Re: [lkcd-general] Re: What's left over.

Jennie Haywood (jehaywood@compuserve.com)
Sun, 03 Nov 2002 18:44:37 -0800


Bill Davidsen wrote:

>
> On 1 Nov 2002, Alan Cox wrote:
>
> > On Fri, 2002-11-01 at 06:34, Bill Davidsen wrote:
> > > From the standpoint of just the driver that's true. However, the remote
> > > machine and all the network bits between them are a string of single
> > > points of failure. Isn't it good that both disk and network can be
> > > supported.
> >
> The AIX support has a group just to beat on dumps customers send. What
> more evidence is needed that people can and do use the capability.
>

AIX has 4 people doing dumps in Austin (otherwise known as ZTRANS).
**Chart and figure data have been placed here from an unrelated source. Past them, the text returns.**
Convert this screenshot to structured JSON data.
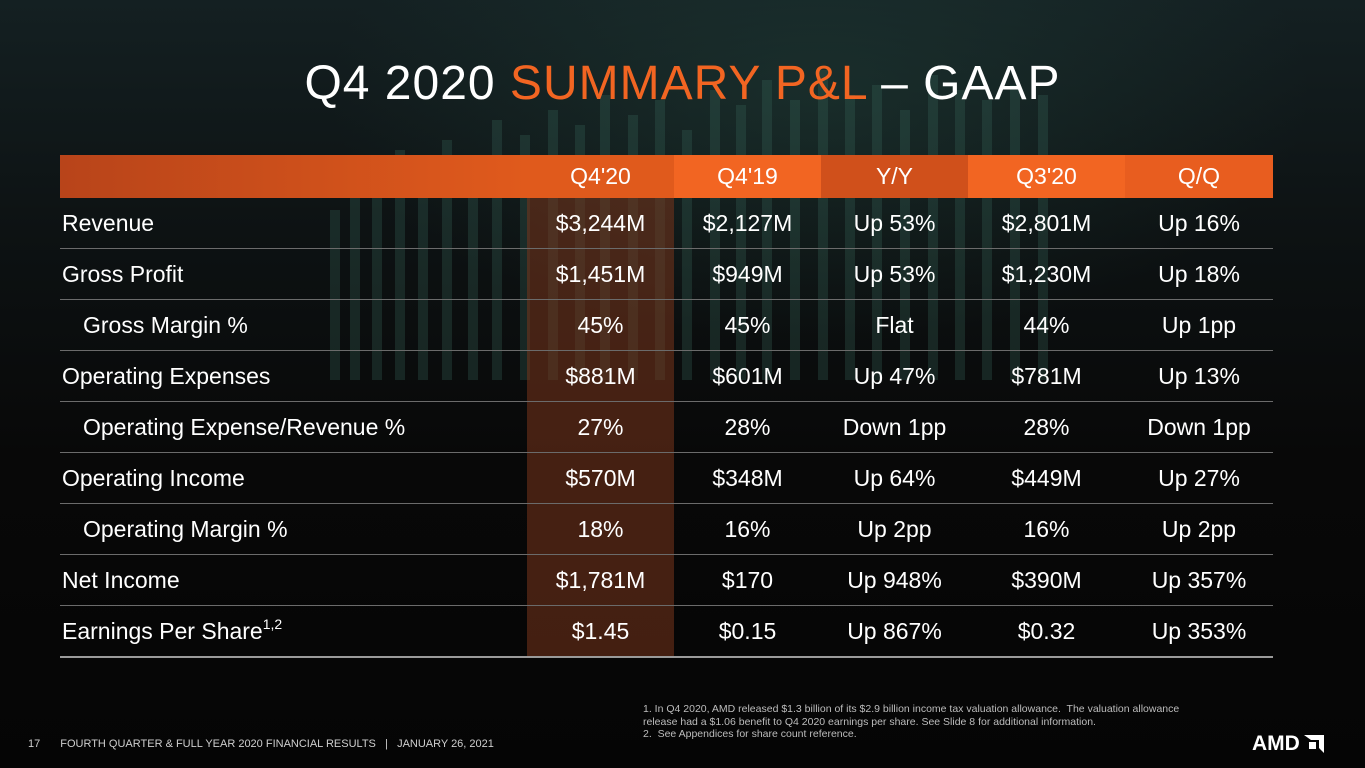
{
  "title": {
    "part1": "Q4 2020 ",
    "accent": "SUMMARY P&L",
    "part2": " – GAAP"
  },
  "colors": {
    "accent": "#f26522",
    "header_bg": "#e05a1c",
    "highlight_col": "#78341c"
  },
  "table": {
    "columns": [
      "",
      "Q4'20",
      "Q4'19",
      "Y/Y",
      "Q3'20",
      "Q/Q"
    ],
    "rows": [
      {
        "label": "Revenue",
        "values": [
          "$3,244M",
          "$2,127M",
          "Up 53%",
          "$2,801M",
          "Up 16%"
        ]
      },
      {
        "label": "Gross Profit",
        "values": [
          "$1,451M",
          "$949M",
          "Up 53%",
          "$1,230M",
          "Up 18%"
        ]
      },
      {
        "label": "Gross Margin %",
        "values": [
          "45%",
          "45%",
          "Flat",
          "44%",
          "Up 1pp"
        ]
      },
      {
        "label": "Operating Expenses",
        "values": [
          "$881M",
          "$601M",
          "Up 47%",
          "$781M",
          "Up 13%"
        ]
      },
      {
        "label": "Operating Expense/Revenue %",
        "values": [
          "27%",
          "28%",
          "Down 1pp",
          "28%",
          "Down 1pp"
        ]
      },
      {
        "label": "Operating Income",
        "values": [
          "$570M",
          "$348M",
          "Up 64%",
          "$449M",
          "Up 27%"
        ]
      },
      {
        "label": "Operating Margin %",
        "values": [
          "18%",
          "16%",
          "Up 2pp",
          "16%",
          "Up 2pp"
        ]
      },
      {
        "label": "Net Income",
        "values": [
          "$1,781M",
          "$170",
          "Up 948%",
          "$390M",
          "Up 357%"
        ]
      },
      {
        "label": "Earnings Per Share",
        "sup": "1,2",
        "values": [
          "$1.45",
          "$0.15",
          "Up 867%",
          "$0.32",
          "Up 353%"
        ]
      }
    ]
  },
  "footnotes": [
    "1. In Q4 2020, AMD released $1.3 billion of its $2.9 billion income tax valuation allowance.  The valuation allowance release had a $1.06 benefit to Q4 2020 earnings per share. See Slide 8 for additional information.",
    "2.  See Appendices for share count reference."
  ],
  "footer": {
    "page_number": "17",
    "text": "FOURTH QUARTER & FULL YEAR 2020 FINANCIAL RESULTS   |   JANUARY 26, 2021"
  },
  "logo": {
    "text": "AMD",
    "icon": "amd-arrow-icon"
  }
}
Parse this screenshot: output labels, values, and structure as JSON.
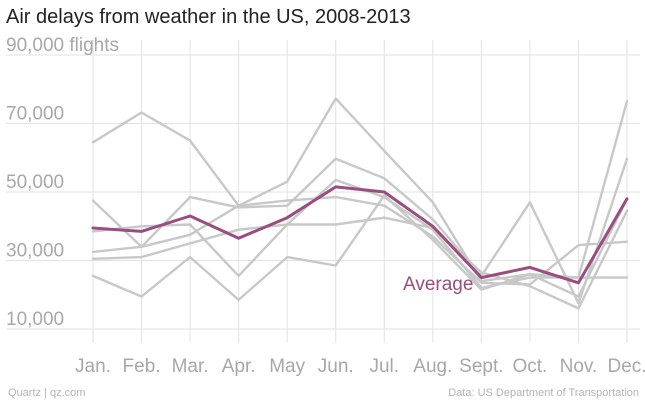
{
  "title": "Air delays from weather in the US, 2008-2013",
  "footer": {
    "left": "Quartz | qz.com",
    "right": "Data: US Department of Transportation"
  },
  "colors": {
    "series": "#c8c8c8",
    "average": "#9a4d7f",
    "grid": "#e2e2e2",
    "axis_text": "#a8a8a8"
  },
  "chart_data": {
    "type": "line",
    "title": "Air delays from weather in the US, 2008-2013",
    "categories": [
      "Jan.",
      "Feb.",
      "Mar.",
      "Apr.",
      "May",
      "Jun.",
      "Jul.",
      "Aug.",
      "Sept.",
      "Oct.",
      "Nov.",
      "Dec."
    ],
    "yticks": [
      {
        "value": 90000,
        "label": "90,000 flights"
      },
      {
        "value": 70000,
        "label": "70,000"
      },
      {
        "value": 50000,
        "label": "50,000"
      },
      {
        "value": 30000,
        "label": "30,000"
      },
      {
        "value": 10000,
        "label": "10,000"
      }
    ],
    "ylim": [
      6000,
      96000
    ],
    "grid": true,
    "series": [
      {
        "values": [
          64500,
          73200,
          65000,
          46000,
          53000,
          77300,
          62000,
          47000,
          24000,
          26000,
          25000,
          76500
        ]
      },
      {
        "values": [
          47500,
          34000,
          48500,
          45500,
          46000,
          59700,
          54000,
          42000,
          25500,
          47000,
          17500,
          59700
        ]
      },
      {
        "values": [
          38500,
          40000,
          40500,
          25500,
          40500,
          53500,
          48500,
          39000,
          22000,
          25000,
          25000,
          25000
        ]
      },
      {
        "values": [
          32500,
          34000,
          37500,
          46000,
          47500,
          48500,
          46000,
          37000,
          23500,
          23000,
          34500,
          35500
        ]
      },
      {
        "values": [
          30500,
          31000,
          35000,
          39000,
          40500,
          40500,
          42500,
          39500,
          26500,
          22500,
          16000,
          44500
        ]
      },
      {
        "values": [
          25500,
          19500,
          31000,
          18500,
          31000,
          28500,
          49000,
          36000,
          21500,
          26000,
          19500,
          48000
        ]
      },
      {
        "name": "Average",
        "values": [
          39500,
          38500,
          43000,
          36500,
          42500,
          51500,
          50000,
          40000,
          25000,
          28000,
          23500,
          48000
        ],
        "highlight": true
      }
    ]
  }
}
There are
others in other countries.
The folks from other countries were brought to Austin for training (usually for 3
months).
There is usually one person in L3 doing dumps in Austin for service, although
every subsystem has someone that specializes in reading dumps for that subsystem.

The first 4 people only do a scan of the dump to see if it's a known problem. If
it's not
a known problem AND it's in AIX code it goes to whoever it is that owns that
subsystem.

Dumps are only the beginning with AIX. Trace hooks along with dumps are VERY
useful.
The trace hooks are also what the performance people use.

The Linux kernel is _extremely_ painful to debug compared to AIX.

--
Jennie Haywood
jehaywood@compuserve.com
Everyone is crazy. It's just a matter of degree.
jehaywood@yahoo.com
-
The oak tree in your backyard is just a nut that held its ground.